A critique of consumerism cannot start by robbing the protagonists of agency. In this movie they are literally kidnapped and enslaved. Such a critique has to be centered on personal responsibility for the choices we make.

To be clear, I am not saying you are wrong. Your observation regarding consumerism is astute. I can readily accept that the creators of this movie had something sneering and patronising to say about ordinary suburban people and their (our?) lock step lives and mindless consumption. If one tells a story about dehumanisation, the core of which is loss of agency, it would be helpful if the author didn't appear to think of people as tools in the first place.

This film was quite watchable throughout and reasonably well-acted, but not offering any kind of explanation was pure lazy screenwriting, and i left the cinema with a sour taste thanks to this.

@Jacinto Cupboard said:

If we are to be depicted as prisoners of our consumer choices, then choices need to be on display.[...]

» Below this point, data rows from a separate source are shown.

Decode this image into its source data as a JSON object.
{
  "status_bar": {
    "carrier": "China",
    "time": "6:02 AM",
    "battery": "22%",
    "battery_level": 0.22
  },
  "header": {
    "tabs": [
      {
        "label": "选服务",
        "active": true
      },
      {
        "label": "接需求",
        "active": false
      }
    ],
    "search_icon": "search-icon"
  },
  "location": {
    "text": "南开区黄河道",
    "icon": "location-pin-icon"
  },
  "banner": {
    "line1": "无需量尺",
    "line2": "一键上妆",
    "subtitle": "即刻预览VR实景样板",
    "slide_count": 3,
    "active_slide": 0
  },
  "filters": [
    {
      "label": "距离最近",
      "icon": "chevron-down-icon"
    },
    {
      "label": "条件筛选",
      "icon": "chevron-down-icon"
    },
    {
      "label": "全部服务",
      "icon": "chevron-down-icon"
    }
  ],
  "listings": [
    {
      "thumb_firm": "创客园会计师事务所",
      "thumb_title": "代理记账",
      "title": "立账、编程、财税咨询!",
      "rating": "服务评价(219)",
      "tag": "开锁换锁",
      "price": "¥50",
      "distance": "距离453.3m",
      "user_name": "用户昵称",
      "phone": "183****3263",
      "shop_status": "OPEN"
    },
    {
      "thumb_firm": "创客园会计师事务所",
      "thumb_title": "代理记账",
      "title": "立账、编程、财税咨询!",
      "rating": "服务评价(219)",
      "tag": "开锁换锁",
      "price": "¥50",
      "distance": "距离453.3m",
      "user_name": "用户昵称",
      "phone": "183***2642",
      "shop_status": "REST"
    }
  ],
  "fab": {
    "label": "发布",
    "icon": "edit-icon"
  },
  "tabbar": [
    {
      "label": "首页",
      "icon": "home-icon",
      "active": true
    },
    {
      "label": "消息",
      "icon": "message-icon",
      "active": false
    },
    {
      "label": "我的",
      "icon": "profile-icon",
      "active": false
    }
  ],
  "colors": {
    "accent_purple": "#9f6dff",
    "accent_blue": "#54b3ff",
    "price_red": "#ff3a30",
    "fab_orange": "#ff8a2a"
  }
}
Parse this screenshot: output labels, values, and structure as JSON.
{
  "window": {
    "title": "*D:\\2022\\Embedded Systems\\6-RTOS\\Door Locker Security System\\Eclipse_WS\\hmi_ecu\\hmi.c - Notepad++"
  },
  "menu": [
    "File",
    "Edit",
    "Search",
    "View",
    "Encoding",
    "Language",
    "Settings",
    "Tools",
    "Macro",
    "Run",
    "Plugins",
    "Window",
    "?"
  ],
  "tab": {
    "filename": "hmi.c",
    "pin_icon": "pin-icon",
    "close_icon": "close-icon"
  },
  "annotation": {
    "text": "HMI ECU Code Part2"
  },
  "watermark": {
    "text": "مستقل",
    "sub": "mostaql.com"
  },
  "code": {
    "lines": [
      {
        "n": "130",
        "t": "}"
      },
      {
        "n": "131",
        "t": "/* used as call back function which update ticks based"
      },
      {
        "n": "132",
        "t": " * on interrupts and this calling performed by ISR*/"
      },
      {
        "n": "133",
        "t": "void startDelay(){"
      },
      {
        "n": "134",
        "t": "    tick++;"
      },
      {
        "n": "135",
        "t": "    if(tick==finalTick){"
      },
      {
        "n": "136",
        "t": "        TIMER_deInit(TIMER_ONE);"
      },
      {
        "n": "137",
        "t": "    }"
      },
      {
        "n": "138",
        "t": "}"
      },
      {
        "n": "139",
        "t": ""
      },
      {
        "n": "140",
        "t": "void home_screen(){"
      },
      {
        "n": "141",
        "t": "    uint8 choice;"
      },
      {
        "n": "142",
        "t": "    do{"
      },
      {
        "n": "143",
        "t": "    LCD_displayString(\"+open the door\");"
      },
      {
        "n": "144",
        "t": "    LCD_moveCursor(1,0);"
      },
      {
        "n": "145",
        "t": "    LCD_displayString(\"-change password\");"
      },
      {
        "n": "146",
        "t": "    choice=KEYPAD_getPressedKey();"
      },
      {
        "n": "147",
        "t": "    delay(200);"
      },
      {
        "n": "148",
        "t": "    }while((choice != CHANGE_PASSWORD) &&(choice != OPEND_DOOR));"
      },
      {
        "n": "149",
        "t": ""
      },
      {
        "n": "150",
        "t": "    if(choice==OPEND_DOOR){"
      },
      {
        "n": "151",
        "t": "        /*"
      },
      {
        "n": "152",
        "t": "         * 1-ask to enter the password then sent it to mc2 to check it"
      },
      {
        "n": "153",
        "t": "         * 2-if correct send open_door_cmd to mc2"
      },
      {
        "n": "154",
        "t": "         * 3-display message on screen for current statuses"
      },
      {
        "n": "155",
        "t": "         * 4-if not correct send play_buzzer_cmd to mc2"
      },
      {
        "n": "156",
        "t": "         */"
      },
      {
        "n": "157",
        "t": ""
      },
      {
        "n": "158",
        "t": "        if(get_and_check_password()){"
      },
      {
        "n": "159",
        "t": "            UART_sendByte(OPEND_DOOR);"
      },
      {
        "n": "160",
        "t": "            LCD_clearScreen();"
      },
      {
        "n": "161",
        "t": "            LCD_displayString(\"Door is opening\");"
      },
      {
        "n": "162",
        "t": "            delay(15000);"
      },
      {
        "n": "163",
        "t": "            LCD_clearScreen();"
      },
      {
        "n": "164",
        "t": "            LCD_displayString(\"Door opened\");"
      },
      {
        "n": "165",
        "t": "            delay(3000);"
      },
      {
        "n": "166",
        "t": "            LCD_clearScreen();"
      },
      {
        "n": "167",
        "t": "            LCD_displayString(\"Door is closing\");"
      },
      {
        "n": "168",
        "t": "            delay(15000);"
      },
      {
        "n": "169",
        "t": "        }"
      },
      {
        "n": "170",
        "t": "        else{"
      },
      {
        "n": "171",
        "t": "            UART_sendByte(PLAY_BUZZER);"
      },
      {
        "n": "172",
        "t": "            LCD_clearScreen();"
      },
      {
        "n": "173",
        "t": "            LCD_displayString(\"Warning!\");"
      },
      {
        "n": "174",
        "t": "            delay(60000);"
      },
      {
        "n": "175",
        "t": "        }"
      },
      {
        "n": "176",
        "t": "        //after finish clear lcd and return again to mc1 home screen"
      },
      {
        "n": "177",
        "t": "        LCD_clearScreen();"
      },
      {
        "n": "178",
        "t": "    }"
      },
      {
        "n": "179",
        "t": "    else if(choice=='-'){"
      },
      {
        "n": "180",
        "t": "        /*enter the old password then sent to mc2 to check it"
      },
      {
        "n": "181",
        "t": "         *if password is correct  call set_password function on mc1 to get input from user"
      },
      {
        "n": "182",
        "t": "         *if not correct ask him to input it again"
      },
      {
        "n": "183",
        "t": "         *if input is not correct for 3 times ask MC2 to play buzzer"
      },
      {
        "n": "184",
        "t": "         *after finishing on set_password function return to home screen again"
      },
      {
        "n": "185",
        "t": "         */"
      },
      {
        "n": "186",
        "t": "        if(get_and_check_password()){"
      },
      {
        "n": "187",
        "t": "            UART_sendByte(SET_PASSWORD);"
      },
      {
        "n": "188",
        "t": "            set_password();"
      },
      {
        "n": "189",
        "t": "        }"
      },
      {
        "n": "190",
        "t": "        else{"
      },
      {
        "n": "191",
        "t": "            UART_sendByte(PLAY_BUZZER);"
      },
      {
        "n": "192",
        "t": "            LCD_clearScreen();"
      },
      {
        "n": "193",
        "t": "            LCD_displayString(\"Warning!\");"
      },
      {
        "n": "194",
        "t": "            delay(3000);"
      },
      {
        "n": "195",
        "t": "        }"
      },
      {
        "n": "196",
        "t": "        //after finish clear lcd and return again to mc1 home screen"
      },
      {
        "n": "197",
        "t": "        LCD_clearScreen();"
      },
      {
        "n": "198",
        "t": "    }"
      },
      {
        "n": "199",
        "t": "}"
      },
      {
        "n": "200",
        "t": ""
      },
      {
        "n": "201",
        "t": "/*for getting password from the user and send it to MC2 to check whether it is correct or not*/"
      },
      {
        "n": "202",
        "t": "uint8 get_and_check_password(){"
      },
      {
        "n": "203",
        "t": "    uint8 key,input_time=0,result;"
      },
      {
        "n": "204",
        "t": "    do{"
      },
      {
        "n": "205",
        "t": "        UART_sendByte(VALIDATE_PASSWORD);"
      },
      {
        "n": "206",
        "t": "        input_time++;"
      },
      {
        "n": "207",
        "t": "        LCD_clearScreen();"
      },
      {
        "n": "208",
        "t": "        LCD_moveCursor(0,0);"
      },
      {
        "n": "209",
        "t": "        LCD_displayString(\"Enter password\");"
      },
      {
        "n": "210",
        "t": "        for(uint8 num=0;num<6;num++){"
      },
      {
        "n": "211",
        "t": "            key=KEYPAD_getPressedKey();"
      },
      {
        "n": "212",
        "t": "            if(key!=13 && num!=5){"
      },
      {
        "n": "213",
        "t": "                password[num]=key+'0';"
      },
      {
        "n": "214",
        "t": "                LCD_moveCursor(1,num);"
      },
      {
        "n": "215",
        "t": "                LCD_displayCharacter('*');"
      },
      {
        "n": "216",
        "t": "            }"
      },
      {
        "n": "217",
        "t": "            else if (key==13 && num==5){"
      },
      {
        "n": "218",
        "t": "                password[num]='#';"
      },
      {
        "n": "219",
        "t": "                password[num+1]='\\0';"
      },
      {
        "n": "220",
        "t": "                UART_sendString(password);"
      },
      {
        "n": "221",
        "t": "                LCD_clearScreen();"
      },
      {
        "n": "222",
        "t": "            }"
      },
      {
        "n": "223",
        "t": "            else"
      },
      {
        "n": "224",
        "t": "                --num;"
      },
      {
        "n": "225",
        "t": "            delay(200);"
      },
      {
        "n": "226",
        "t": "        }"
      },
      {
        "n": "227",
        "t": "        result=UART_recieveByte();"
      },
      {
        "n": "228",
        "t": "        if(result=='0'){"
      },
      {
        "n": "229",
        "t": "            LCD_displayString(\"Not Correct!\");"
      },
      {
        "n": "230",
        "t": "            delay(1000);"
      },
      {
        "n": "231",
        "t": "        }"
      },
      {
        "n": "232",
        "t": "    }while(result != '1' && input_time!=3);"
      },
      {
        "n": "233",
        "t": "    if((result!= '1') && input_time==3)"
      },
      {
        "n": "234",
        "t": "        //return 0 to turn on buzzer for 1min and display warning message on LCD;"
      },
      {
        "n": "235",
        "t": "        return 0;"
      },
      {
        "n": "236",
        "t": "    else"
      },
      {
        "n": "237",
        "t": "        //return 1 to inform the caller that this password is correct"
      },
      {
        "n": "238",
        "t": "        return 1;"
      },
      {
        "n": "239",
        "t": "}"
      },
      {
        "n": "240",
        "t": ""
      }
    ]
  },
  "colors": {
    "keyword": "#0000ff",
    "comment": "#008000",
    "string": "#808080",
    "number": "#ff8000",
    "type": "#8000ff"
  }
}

A critique of consumerism cannot start by robbing the protagonists of agency. In this movie they are literally kidnapped and enslaved. Such a critique has to be centered on personal responsibility for the choices we make.

If one tells a story about dehumanisation, the core of which is loss of agency, it would be helpful if the author didn't appear to think of people as tools in the first place.

I'm not so sure it was about contractual obligations, but rather expectations, assumptions and desires. To put it succinctly, the trap of living an unexamined life.